Other groups have been identified for national action the subsequent two weeks. The GMB is pursuing an overtime ban, which all three unions are discussing.

The break-up of Labour’s historic fiefdoms and the unique combination of political forces that now run councils, CoSLA, Holyrood and Westminster makes political campaigning alongside industrial action even more critical than usual.

Union leaders who are up to their neck in New Labour denounced Alex Salmond at the Edinburgh rally and at local picket lines – rightly demanding that he stop getting into bed with Donald Trump and the bankers and start siding with the council workers. Matt Smith, UNISON’s Scottish secretary, called on Salmond to “protect that other great Scottish institution, local government, in the way he has declared he wants to protect HBOS.”

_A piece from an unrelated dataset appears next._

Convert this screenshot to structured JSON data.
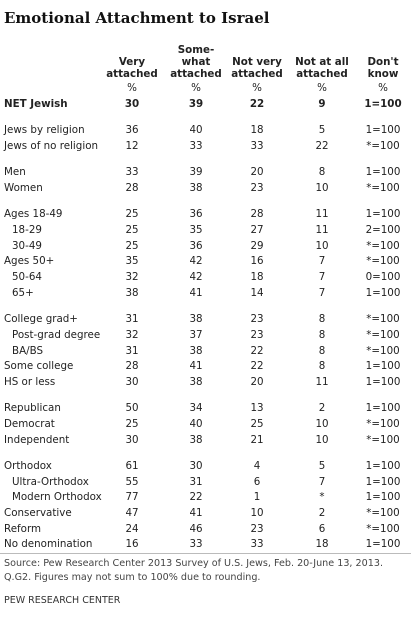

All good stuff, which highlights the need to pound the SNP government into conceding extra funding for a decent pay settlement. But aside from the rank hypocrisy of Labour politicians and their trade union loyalists denouncing the under-funding by the SNP – after decades of under-funding, vicious cuts, privatisation and anti-trade unionism from New Labour at council, Holyrood and Westminster levels - this does also put New Labour council leaders on the spot. Let them put their money where their mouths are, take a clear public stand beside the unions and fight for the unions’ full, modest claim for 5 per cent or £1,000, whichever is the greater.

The Scottish Socialist Party has consistently fought for funding off Holyrood and Westminster, Labour and SNP governments, to match the unions’ attempts to catch up with inflation. We have advocated inside the council unions that members who are not on selective strike action this month should be consciously involved in lobbies of local council meetings all over Scotland; pickets and delegations to councillors’ surgeries to enlist their support or expose their lack of support; and for the selective strike action to target council leaders’ areas, to help bring home to the public in their wards just what this battle is about.

Alongside the current ballot of 250,000 civil service workers for strikes against pay cuts, the besieged governments of Labour and the SNP can and must be forced into conceding decent pay through a mighty combination of industrial and political action. And if the October month of action still doesn’t shift them, further escalation may be needed, including national all-out strikes for more than one day.